Under Minnesota’s wage and hour law, “any gratuity received by an employee or deposited in or about a place of business for personal services rendered by an employee is the sole property of the employee.” The court in the Surly class action noted that the clear language of the Minnesota tip pooling statute requires that each [tipped] employee’s participation in a tip pool be by voluntary agreement. Because each tipped employee has a separate individual right to control his or her tips, this right is not subject to majority rule by a group that includes non-tipped employees such as wait assistants, barbacks, and buspersons who may be part of the service team. “One employee is not allowed to bind any other employee to participate in sharing gratuities.”

If agreement about the tip pooling system is made with employer coercion or even participation (beyond the minimal participation permitted under the statute) the system violates the law. Ultimately, this court held that Surly improperly participated in the development of the tip pool and required bartenders and servers to contribute their gratuities to the pool. The following employer actions were each violations:
  • Arranging and calling a mandatory employee meeting at which a vote was taken on the tip pooling question
  • Selecting employee representatives to speak about the tip pool at the meeting
  • Having a high level manager express her preferences about the tip pool to the employees at the meeting
  • Determining that indirect service employees would be present at the meeting and vote on the proposals
  • Preparing the questions on the ballot and participating in presentation of the ballots and tabulation of the votes
  • Preparing and presenting Acknowledgment forms for employees to sign indicating their agreement to follow the majority vote regardless of their personal views and that they understood the tip pooling applied to them.

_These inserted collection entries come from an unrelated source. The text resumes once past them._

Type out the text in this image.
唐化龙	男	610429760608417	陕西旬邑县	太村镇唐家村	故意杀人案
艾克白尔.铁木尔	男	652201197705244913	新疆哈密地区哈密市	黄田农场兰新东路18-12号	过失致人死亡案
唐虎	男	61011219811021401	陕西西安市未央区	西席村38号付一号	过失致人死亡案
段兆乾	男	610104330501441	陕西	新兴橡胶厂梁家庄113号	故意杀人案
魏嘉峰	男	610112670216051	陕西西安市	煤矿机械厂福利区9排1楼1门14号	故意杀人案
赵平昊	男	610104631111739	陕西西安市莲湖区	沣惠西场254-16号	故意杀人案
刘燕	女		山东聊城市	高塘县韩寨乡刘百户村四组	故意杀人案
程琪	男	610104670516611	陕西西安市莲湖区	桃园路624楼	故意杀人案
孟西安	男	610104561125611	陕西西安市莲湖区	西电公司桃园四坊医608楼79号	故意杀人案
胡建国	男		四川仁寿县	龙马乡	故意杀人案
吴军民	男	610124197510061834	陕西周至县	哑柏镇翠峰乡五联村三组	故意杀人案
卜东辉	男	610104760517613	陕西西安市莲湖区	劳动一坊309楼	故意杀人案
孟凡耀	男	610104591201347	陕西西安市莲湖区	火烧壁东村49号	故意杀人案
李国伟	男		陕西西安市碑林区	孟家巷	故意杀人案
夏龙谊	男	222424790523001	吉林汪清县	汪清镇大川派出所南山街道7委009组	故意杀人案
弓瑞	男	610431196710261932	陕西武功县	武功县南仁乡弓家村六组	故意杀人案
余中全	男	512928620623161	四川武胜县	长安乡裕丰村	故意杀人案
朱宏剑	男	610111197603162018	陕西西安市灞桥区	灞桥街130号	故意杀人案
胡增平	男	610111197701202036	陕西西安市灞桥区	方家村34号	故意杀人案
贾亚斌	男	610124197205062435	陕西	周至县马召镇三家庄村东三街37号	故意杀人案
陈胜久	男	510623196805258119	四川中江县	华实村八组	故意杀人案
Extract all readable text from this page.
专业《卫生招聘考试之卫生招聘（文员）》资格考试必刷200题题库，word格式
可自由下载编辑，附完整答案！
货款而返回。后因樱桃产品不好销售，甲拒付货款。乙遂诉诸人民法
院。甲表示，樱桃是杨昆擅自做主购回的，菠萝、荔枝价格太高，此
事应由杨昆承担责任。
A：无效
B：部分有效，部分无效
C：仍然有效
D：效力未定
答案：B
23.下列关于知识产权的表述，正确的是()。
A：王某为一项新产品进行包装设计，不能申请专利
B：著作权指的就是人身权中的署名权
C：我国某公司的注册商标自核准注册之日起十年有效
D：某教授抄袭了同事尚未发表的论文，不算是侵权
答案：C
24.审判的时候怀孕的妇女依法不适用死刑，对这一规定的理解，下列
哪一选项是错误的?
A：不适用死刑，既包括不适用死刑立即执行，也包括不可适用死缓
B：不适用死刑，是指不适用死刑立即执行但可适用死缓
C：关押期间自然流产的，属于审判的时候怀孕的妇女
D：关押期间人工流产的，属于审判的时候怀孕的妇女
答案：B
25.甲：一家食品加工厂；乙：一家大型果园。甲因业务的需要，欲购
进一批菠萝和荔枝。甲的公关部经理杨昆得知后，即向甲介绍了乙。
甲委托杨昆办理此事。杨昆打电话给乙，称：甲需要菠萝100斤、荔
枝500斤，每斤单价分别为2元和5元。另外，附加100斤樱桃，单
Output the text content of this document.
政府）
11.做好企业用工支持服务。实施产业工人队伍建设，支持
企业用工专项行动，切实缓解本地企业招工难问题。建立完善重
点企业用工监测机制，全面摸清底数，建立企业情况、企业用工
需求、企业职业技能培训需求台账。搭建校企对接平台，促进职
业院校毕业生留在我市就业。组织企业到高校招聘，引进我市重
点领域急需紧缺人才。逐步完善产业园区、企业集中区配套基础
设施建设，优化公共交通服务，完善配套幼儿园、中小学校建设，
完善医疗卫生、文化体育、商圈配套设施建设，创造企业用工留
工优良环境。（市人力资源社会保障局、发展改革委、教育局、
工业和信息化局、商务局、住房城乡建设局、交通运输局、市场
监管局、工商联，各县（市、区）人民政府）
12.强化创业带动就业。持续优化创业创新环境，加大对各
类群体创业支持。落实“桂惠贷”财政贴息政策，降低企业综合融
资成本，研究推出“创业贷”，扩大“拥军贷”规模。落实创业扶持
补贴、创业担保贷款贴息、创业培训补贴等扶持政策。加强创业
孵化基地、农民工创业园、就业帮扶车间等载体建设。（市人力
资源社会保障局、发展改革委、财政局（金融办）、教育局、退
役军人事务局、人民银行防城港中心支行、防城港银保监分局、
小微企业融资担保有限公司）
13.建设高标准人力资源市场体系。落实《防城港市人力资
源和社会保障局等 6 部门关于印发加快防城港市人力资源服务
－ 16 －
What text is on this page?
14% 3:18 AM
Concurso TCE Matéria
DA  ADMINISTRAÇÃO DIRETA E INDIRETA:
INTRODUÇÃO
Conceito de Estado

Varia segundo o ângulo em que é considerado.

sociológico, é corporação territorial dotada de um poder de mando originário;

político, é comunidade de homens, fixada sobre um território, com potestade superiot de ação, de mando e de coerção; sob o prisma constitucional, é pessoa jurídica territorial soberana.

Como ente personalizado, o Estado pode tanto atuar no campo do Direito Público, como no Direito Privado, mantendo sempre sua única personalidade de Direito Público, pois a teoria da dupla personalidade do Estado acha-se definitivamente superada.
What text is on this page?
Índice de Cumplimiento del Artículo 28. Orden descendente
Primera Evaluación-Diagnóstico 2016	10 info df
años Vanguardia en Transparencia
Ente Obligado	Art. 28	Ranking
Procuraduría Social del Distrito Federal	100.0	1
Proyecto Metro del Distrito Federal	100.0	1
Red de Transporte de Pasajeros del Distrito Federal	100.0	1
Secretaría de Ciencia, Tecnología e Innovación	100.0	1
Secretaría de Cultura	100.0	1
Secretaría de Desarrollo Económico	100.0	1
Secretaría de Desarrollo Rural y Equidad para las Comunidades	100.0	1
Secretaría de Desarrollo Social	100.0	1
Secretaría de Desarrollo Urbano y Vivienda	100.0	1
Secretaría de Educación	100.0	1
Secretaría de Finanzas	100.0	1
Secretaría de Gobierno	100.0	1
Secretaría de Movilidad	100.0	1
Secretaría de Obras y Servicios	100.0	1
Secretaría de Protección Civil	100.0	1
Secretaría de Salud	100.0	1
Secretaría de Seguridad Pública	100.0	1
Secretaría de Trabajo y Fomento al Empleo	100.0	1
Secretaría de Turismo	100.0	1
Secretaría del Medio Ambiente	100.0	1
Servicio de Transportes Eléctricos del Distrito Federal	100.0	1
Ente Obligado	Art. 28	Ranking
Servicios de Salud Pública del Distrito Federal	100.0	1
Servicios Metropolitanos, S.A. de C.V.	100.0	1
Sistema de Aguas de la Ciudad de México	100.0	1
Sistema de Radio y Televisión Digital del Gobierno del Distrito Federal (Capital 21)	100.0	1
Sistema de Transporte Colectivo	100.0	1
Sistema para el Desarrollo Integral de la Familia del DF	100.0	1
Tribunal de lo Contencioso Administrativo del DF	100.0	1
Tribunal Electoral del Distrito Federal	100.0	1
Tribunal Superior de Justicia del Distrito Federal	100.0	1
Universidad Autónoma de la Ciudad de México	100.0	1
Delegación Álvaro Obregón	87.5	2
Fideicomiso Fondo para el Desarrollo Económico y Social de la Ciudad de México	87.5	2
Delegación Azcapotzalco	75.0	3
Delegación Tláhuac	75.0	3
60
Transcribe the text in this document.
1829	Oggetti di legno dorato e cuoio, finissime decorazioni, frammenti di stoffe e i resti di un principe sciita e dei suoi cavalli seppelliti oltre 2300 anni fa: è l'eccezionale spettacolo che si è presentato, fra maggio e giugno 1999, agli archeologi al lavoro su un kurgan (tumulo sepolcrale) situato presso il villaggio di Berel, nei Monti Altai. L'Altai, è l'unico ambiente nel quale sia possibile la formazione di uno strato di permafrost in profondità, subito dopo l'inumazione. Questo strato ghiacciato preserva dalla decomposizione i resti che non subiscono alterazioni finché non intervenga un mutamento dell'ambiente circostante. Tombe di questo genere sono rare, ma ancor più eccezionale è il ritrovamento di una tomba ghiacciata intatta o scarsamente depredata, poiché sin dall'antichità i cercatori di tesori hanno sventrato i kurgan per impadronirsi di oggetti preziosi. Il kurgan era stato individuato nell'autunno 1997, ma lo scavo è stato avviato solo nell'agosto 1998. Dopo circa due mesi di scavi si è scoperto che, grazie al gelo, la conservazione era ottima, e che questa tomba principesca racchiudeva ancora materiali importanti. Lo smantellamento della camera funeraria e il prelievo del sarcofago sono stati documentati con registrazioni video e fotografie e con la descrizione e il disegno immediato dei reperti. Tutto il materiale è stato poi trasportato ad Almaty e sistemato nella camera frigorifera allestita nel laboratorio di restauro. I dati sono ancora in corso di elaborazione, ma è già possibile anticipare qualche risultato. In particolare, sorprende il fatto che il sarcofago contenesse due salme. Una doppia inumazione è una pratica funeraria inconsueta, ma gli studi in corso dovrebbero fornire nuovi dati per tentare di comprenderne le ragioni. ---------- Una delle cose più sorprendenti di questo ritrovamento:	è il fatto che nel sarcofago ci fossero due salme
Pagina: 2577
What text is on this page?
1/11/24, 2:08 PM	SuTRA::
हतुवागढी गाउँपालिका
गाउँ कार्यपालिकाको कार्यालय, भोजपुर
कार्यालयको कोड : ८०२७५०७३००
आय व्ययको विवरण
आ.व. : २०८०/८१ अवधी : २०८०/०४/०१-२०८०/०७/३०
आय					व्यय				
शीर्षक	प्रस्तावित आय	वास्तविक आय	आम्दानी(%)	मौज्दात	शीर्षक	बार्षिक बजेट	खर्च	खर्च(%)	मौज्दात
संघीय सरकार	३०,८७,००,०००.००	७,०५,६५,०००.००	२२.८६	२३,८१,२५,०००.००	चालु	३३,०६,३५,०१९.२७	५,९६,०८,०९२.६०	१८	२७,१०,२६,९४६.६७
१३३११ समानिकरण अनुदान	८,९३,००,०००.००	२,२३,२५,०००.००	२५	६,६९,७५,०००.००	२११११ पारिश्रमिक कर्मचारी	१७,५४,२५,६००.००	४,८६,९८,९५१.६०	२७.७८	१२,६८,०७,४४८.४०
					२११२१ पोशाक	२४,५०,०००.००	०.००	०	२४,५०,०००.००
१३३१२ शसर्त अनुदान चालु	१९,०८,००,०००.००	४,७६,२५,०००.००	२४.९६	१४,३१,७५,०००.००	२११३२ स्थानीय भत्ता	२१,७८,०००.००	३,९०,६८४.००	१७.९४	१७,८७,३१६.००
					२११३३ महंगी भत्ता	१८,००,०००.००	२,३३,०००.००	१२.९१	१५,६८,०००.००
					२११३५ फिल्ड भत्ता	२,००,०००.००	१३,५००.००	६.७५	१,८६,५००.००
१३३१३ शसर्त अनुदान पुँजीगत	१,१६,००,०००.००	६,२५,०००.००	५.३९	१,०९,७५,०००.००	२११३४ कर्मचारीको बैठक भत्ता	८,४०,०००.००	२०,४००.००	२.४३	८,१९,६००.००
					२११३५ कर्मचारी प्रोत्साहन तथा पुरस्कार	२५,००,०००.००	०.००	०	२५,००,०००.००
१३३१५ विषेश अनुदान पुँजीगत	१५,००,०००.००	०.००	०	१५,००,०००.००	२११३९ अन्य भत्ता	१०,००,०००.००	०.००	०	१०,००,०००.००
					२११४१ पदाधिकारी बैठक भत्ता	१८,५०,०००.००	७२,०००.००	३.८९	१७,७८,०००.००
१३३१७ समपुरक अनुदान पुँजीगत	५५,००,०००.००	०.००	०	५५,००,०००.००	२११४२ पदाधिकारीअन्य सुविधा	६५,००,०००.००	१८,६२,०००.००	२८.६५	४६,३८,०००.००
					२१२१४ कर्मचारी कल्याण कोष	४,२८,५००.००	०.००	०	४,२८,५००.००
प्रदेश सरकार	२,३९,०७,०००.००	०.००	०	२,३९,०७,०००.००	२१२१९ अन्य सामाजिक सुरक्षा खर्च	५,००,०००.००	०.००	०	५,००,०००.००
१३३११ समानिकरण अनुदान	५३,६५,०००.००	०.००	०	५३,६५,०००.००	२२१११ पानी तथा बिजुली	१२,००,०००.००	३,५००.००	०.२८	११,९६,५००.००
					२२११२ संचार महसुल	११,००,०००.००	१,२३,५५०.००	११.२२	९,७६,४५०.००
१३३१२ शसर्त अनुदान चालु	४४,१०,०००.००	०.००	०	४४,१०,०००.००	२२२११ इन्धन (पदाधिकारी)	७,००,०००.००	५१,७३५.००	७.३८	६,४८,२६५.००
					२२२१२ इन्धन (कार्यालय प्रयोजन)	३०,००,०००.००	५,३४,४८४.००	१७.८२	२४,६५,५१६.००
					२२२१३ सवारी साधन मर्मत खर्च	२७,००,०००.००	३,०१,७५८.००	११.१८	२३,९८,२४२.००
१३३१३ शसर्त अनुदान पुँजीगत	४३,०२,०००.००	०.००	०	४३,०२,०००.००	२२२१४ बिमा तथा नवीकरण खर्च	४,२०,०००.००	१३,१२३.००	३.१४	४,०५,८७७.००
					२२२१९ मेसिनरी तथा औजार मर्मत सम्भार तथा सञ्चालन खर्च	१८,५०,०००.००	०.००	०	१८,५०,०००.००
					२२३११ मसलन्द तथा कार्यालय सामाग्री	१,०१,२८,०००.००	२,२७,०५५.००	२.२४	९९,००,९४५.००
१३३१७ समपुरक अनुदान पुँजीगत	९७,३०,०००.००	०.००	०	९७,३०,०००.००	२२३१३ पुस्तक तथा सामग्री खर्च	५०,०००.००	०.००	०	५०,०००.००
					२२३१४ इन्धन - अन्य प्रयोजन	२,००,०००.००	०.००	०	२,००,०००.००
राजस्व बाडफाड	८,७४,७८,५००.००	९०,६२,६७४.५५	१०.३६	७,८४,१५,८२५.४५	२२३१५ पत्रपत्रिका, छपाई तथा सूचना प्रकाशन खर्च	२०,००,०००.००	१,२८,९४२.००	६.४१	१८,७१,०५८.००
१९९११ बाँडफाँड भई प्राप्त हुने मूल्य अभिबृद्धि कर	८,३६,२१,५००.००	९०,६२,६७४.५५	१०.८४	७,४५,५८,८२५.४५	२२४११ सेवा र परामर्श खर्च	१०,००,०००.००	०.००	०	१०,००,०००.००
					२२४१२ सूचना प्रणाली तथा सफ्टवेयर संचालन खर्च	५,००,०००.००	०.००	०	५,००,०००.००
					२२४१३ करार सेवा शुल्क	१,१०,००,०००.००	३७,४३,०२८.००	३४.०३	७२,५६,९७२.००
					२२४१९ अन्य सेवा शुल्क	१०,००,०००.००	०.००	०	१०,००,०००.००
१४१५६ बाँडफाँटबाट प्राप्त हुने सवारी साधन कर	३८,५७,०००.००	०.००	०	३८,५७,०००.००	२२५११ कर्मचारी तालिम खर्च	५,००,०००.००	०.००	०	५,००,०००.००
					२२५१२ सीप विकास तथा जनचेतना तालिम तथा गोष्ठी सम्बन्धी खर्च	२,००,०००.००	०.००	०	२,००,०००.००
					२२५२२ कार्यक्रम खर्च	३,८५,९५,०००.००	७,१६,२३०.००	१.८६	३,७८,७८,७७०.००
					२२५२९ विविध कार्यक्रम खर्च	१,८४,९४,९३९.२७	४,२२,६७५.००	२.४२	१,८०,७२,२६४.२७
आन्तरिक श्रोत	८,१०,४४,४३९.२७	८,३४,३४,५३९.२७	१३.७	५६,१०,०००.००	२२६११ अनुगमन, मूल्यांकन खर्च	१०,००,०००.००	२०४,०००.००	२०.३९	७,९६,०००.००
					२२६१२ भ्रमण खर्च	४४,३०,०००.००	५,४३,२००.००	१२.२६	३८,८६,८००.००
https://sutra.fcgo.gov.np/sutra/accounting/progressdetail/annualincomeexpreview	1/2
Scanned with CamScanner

Surly argued that the court should find no violation, by applying an exception in the statute allowing employer participation “to, upon the request of employees, safeguard gratuities to be shared by employees and disburse shared gratuities to employees participating in the agreement.” The court rejected this, saying that the statute’s exception:
  • Does not allow the employer to go beyond acting to facilitate collection and disbursements for participating employees . . . or to set a mandatory tip pool meeting, to require employees to pick representatives for making decisions about tip pooling
  • Does not allow Surly to direct how employees should go about making a tip pool arrangement.
  • Does not allow senior management to weigh in with their opinions or preferences as to what any independent employee agreement should look like, or to require that all employees abide by a single method for agreeing to share gratuities.

The court acknowledged that the alternative required by the statute is for an employer to “say nothing, do nothing and wait for [tipped employees] to address the issue themselves.”

It is plain from the court’s decision that the meaning and effect of the statute critically depend on the issue of what exactly constitutes receiving of a gratuity. This decision, unfortunately, does not address what this means in modern practice when, for example, a gratuity is included on a credit card charge signed by a customer without a specific indication for whom the gratuity is intended. The court acknowledged that the statute’s language “may not reflect potentially desirable models for modern food service employers” and that Surly had “articulated its vision of a ‘fairer’ distribution of income from customers with all of the staff that contribute directly and indirectly to the customer’s experience.” But the court indicated that the proper forum to raise such public policy issues is before the Legislature, not in a judicial forum. “If the statute has become a poor fit for modern employment practices, these issues must be presented in a legislative rather than a judicial forum.”

Until there is legislative change to the statute, employers with employees who receive tips will be well-advised to examine any system that may be in use for pooling or sharing of tips.